"Good gracious alive!" exclaimed the quail, leaping from his back to his feet, and standing a fathom tall before the gasping, half-sinking girl. "Good gra'—why—why, my good gracious, Miss Barb! why—why, my good gracious!" insisted John March.
LXXIII.
IMMEDIATELY AFTER CHAPEL
There was a great deal of pleasure in the house of the three sisters that evening. The widow asked March to stay to tea, and when he opened his mouth to decline, the wrong word fell out and he accepted. He confided to Barbara his fear that in so doing he had blundered, but she softly scouted the idea, and with a delicious reproachfulness in her murmur, "wondered if he supposed they"—etc.
At table he sat next to her, in the seat the sisters had intended for Henry Fair. Neither Miss Garnet nor Mr. March gave the other's proximity more than its due recognition; they talked with almost everyone about almost everything, and as far as they knew said and did nothing to betray the fact that they were as happy as Psyche in a swing with Cupid to push and run under.
Nobody went to evening service. They sang hymns at the piano, selecting oftenest those which made best display of Miss Garnet's and Mr. March's voices. Hers was only mezzo-soprano and not brilliant, but Mr. March and a very short college girl, conversing for a moment aside, agreed that it was "singularly winsome." Another college girl, very tall, whispered to Barbara that his was a "superb barrytone!" The young man entered deeper and deeper every moment into the esteem of the household, and they into his. The very best of the evening came last, when, at the widow's request, the two Southerners sang, without the instrument, a hymn or two of the Dixie mountaineers: "To play on the golden harp" and "Where there's no more stormy clouds arising." Being further urged for a negro hymn, John began "Bow low a little bit longer," which Barbara, with a thrill of recollection and an involuntary gesture of pain, said she couldn't sing, and they gave another instead, one of the best, and presently had the whole company joining in the clarion refrain of "O Canaan! bright Canaan!" Barbara heard her college mates still singing it in their rooms on either side of her after she had said her prayers with her cheek on John March's photograph.

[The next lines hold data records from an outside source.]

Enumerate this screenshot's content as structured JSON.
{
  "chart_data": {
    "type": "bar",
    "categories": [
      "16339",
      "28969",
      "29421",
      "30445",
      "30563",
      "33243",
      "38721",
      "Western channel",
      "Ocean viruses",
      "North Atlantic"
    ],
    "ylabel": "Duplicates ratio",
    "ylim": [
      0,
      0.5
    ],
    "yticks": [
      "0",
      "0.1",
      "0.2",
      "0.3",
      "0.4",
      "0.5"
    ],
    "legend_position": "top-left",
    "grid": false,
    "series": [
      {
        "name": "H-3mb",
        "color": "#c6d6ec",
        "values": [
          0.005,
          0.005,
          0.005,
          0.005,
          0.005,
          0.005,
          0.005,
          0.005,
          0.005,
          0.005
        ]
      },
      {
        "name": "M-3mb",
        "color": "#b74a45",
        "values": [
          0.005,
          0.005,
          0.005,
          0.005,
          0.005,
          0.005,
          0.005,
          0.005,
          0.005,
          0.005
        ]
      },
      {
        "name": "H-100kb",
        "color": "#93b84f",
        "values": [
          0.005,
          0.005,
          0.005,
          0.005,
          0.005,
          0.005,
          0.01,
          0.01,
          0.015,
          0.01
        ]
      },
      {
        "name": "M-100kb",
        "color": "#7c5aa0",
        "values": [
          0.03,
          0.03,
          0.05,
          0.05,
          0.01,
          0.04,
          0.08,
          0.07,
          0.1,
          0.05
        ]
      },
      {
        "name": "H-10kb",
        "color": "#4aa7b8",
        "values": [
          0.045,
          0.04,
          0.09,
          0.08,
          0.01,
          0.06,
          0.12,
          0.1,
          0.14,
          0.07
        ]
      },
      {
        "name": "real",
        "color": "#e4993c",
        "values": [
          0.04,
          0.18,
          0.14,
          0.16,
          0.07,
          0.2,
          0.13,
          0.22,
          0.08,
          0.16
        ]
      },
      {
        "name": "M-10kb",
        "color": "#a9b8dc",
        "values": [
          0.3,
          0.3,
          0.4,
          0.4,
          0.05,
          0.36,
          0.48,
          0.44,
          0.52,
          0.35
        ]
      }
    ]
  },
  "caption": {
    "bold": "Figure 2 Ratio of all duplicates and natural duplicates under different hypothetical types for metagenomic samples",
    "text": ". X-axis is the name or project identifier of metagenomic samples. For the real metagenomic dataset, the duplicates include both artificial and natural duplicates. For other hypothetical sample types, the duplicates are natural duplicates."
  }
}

To her painful surprise when she awoke next day she found herself in a downcast mood. She could not even account for the blissful frame in which she had gone to bed. She had not forgotten one word or tone of all John March had said to her while carried away from his fine resolution by the wave of ecstasy which followed their unexpected meeting, but the sunset light, their thrilling significances, were totally gone from them. Across each utterance some qualifying word or clause, quite overlooked till now, cast its morning shadow. Not so much as one fond ejaculation of his impulsive lips last evening but she could explain away this morning, and she felt a dull, half-guilty distress in the fear that her blissful silences had embarrassed him into letting several things imply more than he intended. Before she was quite dressed one of her fellow-students came in with an anguished face to show what a fatal error she had made in the purchase of some ribbons.
Barbara held them first in one light and then in another, and at length shook her head over them in piteous despair and asked:
"How could you so utterly mistake both color and quality?"